In a flying fox the pulley(s), attached to the car, is fixed to the cable. The car itself is usually a two wheel pulley but can consist of anything from a simple hand grip, with the user hanging underneath, or a bucket for transporting small items to a quite elaborate construction, perhaps including a seat or a safety strap. Children's versions are usually not set up with a steep incline, so the speeds are kept relatively low, negating the need for a means of stopping.

In order to be propelled by gravity, the cable needs to be on a fairly steep slope. Even then the car will generally not travel completely to the end (although this will depend on the load), and some means of safely stopping the car at the bottom end is sometimes needed. It can be returned by several means, a line leading from the car to the uphill end being the simplest.

Professional versions of a zip-line are most typically used as an outdoor adventure activity. In contrast to "flying foxes" professional courses are usually operated at higher speeds covering much longer distances and sometimes at considerable heights. The users are physically attached to the cable by wearing a harness which attaches to a removable trolley. A helmet is required on almost all courses of any size.

Cables can be very high, starting at a height of over 30 feet (9 m), and traveling well over 1500 feet (457 m). All zip line cables have some degree of sag. The proper tensioning of a cable is important and allows the ability to tune the ride of a zip line.

Users of zip-lines must have means of stopping themselves. Typical mechanisms include:

  • Thick purpose-built leather gloves.
  • A mat or netting at the lower end of the incline.
  • An arrester system composed of springs, pulleys, counter-weights, bungee cord or other devices, which slows then stops the trolley's motion.
  • Gravity stop utilizing the inherent nature of the sag in the cable. The belly of the cable is always lower than the termination point. The amount of uphill on a zip line controls the speed at which the user arrives at the termination point.

Costa Rica is known for their Canopy Tours where a vacationer can zip through the rainforest. The zip-lines are scattered among several platforms, some as high as 130 feet.

Some smaller, indoor zip lines have also been used in commercial applications for children's recreation centers such as Jungle Quest.

Zip-lines are a common way to return participants to the ground at the end of a ropes adventure course.

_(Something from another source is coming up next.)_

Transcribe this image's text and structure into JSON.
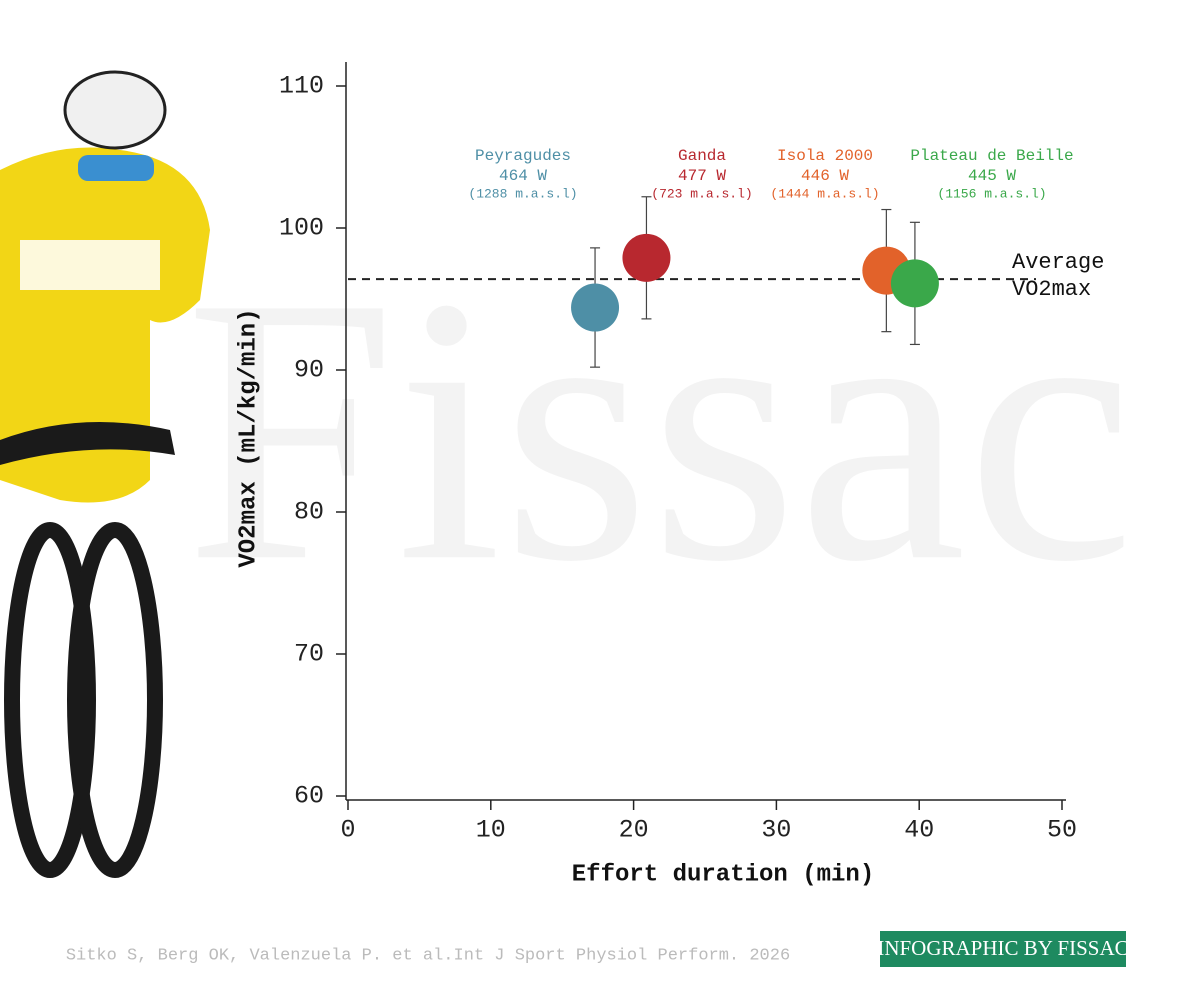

In past days in the Australian outback, flying foxes were occasionally used for delivering food, cigarettes or tools to people working on the other side of an obstacle such as a gully or river. Australian troops have used them to deliver food, mail and even ammunition to forward positions in several conflicts.

Zip-lines may be dangerous devices, requiring proper knowledge of ropework.

An example of a flat ground zip-line is located in Florida at the Zipline Safari course.

Two Royal Caribbean International ships, the Oasis of the Seas and the Allure of the Seas, will both have ziplines going over the "Boardwalk" areas of the ships. Also owned by Royal Caribbean, Labadee, a private beach on the northern coast of Haiti has its own private zipline.

History - The zip-wire is not a recent invention. Referred to as "an inclined strong,"one appears in The Invisible Man by H.G Wells, published in 1897, as part of a Whit-Monday fair.